The current common usage for the month is LGBT History Month, with transgender being added as people became more aware of trans persons. Wilson noted how far inclusiveness in the LGBT movement has come since 1995, saying, “In 1995 it would not have crossed our consciousness to add transgender. I don’t think it would have been something we would have thought of in 1995.”

The term “LGBT History Month” simply evolved.

There is no longer a national coordinating committee. “The idea is out there – it’s part of the routine, and it just happens. It’s part of the routine calendar of the LGBT community. That’s what my initial hope and vision for the idea was.”

While in general LGBT History Month ends up focusing on “gay icons,” Wilson’s vision is broader. He includes people both well known, and who are not known at all, when he remembers the individual contributions to bringing the LGBT community to where it is today.

“It’s all sorts of people all over the place, pushing the line in the ‘70s and ‘80s and ‘90s. Yes, we have got things yet to do. We still have to get a national civil rights inclusion. But it’s all these people over the last 50 years, beginning in 1965, four years before Stonewall, that have brought us to the point we are at now.”

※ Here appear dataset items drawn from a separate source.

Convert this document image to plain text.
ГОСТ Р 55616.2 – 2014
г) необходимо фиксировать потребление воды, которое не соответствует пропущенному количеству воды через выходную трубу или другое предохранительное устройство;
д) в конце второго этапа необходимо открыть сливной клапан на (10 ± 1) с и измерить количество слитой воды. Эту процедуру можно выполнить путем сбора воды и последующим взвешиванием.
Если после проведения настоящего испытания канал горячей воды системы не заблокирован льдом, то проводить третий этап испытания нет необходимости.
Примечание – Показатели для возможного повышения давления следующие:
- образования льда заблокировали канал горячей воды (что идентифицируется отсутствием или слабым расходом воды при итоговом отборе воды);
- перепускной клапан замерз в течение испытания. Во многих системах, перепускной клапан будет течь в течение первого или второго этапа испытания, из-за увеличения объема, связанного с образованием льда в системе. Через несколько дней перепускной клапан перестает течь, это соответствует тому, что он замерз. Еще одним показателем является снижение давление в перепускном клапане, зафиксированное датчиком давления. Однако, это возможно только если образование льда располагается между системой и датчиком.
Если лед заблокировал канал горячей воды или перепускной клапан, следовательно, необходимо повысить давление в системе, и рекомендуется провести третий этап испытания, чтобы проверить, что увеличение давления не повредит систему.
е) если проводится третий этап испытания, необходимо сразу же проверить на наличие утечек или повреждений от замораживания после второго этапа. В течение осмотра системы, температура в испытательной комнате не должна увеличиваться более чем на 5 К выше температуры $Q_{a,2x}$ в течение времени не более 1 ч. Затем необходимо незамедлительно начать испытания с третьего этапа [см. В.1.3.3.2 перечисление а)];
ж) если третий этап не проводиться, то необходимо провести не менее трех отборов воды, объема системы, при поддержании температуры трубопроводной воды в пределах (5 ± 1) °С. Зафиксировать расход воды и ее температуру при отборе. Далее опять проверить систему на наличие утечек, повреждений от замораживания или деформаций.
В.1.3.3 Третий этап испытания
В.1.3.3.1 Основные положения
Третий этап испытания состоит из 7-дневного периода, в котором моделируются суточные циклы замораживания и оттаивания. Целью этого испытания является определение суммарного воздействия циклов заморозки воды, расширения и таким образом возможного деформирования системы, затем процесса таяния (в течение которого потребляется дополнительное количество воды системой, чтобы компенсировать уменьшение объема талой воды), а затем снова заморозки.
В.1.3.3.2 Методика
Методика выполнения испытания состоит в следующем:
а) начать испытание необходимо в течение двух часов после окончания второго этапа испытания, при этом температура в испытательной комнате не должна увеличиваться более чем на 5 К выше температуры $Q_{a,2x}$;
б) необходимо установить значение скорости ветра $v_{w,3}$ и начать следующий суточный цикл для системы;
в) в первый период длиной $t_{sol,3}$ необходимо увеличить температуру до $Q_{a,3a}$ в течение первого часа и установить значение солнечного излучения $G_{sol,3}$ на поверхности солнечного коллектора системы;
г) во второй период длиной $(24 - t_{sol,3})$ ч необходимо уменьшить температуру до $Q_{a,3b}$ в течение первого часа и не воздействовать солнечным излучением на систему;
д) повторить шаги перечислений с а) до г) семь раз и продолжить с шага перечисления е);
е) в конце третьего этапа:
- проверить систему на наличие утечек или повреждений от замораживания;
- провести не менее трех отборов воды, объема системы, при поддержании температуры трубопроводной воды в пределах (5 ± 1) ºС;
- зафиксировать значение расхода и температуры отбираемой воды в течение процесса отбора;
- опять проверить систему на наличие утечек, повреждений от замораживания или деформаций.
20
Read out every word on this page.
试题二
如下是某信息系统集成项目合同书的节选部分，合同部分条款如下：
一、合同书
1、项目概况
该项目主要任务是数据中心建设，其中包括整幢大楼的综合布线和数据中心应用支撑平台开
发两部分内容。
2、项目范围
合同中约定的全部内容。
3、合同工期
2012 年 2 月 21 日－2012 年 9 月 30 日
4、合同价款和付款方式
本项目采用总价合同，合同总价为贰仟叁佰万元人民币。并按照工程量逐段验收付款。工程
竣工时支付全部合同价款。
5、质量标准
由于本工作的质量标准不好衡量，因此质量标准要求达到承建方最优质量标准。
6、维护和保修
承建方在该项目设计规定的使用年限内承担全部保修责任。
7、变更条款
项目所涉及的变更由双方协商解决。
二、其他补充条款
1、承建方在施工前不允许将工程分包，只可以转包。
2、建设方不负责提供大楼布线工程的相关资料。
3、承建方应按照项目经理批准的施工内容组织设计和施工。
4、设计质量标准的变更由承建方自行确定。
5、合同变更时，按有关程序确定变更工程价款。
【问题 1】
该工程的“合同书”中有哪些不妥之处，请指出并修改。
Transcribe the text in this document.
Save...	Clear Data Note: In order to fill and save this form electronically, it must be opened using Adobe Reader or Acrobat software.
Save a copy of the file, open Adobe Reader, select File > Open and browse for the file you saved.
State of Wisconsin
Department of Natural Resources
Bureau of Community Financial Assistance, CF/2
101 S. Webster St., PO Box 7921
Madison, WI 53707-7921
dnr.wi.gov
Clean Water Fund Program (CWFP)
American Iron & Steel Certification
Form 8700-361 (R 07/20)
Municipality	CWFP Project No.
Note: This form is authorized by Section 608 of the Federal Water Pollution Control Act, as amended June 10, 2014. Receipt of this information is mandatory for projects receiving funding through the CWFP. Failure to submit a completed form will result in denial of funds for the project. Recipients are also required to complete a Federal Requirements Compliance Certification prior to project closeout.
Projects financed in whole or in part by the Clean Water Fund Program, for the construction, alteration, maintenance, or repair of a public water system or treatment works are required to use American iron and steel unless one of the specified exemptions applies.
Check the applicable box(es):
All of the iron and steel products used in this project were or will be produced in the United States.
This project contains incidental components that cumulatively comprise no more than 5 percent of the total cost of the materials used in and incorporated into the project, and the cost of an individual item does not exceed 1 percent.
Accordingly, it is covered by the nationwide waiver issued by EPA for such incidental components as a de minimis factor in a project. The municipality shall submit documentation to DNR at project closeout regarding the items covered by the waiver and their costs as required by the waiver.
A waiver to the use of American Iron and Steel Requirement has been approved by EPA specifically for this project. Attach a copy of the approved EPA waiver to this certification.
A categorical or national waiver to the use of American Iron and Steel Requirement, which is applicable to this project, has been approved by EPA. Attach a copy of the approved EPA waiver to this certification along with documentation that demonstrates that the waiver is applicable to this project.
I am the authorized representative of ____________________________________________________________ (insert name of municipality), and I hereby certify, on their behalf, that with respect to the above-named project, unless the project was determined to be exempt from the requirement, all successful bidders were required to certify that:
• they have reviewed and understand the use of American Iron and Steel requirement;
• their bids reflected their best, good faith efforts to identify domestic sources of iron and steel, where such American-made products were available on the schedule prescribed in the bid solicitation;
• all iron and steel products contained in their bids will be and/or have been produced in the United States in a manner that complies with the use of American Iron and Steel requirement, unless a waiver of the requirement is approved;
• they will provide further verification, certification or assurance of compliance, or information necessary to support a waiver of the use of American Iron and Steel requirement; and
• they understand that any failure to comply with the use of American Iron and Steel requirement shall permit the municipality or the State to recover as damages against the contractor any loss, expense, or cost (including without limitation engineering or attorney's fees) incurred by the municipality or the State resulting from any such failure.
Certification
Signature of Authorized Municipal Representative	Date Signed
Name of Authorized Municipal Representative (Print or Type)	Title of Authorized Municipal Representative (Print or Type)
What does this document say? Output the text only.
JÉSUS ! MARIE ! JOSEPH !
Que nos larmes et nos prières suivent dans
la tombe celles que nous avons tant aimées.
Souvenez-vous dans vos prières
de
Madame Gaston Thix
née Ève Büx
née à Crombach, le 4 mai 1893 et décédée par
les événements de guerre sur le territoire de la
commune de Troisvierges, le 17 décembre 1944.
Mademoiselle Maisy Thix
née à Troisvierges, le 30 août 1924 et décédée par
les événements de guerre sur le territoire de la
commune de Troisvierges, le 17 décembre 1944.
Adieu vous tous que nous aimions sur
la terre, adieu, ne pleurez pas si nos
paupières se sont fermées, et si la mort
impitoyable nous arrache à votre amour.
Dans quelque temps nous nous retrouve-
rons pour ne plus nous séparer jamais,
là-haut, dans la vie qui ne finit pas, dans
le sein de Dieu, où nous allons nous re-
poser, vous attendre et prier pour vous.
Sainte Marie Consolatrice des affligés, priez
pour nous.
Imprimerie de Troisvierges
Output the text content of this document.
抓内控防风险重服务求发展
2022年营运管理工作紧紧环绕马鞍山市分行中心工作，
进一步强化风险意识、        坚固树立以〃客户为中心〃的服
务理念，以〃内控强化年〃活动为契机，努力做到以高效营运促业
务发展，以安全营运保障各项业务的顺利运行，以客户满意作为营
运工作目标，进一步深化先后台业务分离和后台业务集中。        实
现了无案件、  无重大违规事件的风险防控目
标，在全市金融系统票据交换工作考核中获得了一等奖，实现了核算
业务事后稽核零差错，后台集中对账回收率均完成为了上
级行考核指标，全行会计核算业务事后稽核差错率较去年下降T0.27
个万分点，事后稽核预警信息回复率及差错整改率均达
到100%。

Wilson is very happy with where LGBT History Month is today, 22 years after he came up with the idea. “To gain a sense of empowerment, to understand those who came before us,” he says. “That’s the purpose, an annual reminder that a lot of people did a lot of work to bring us to the point where we are today. Those [contributions] are all pieces in this great puzzle, people put down a piece here and there and eventually it becomes a big picture.”